АГНЕСВ первые недели по возвращении в Сан-Франциско я часто просыпался от того, что плакал во сне.
Гюннер Гюннерсен был один из немногих, а может быть, и единственный во всей Норвегии, к кому я испытывал дружеские чувства. И, оглядываясь назад, я могу точно сказать, что никому, кроме него, не причинил столько страданий. Он любил женщину, на которой был женат, и я провел много бессонных ночей, пытаясь понять, что заставило меня отнять ее у него.
Да, я питал к нему искренние дружеские чувства, если можно считать, что такие чувства возможны в моем возрасте.

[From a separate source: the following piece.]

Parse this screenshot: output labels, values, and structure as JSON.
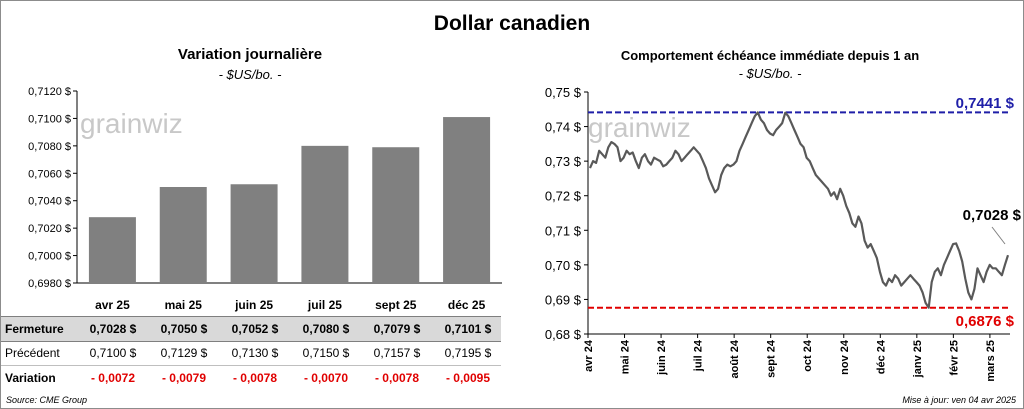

Как бы там ни было, но то, что Гюннер стал моим врагом, наложило глубокий отпечаток на мое отношение к Сусанне.
Я поехал в Норвегию, чтобы извлечь из забытья старую любовную историю, но тогда я еще не понимал этого. А если бы понимал, наверное, никогда бы не поехал. И то, что я там влюблюсь, тоже, конечно, не входило в мои расчеты. Самые важные вещи мы понимаем слишком поздно. Я бросился к Сусанне, чтобы встречным огнем погасить пожар, зажженный Йенни, и теперь опален огнем собственной хитрости.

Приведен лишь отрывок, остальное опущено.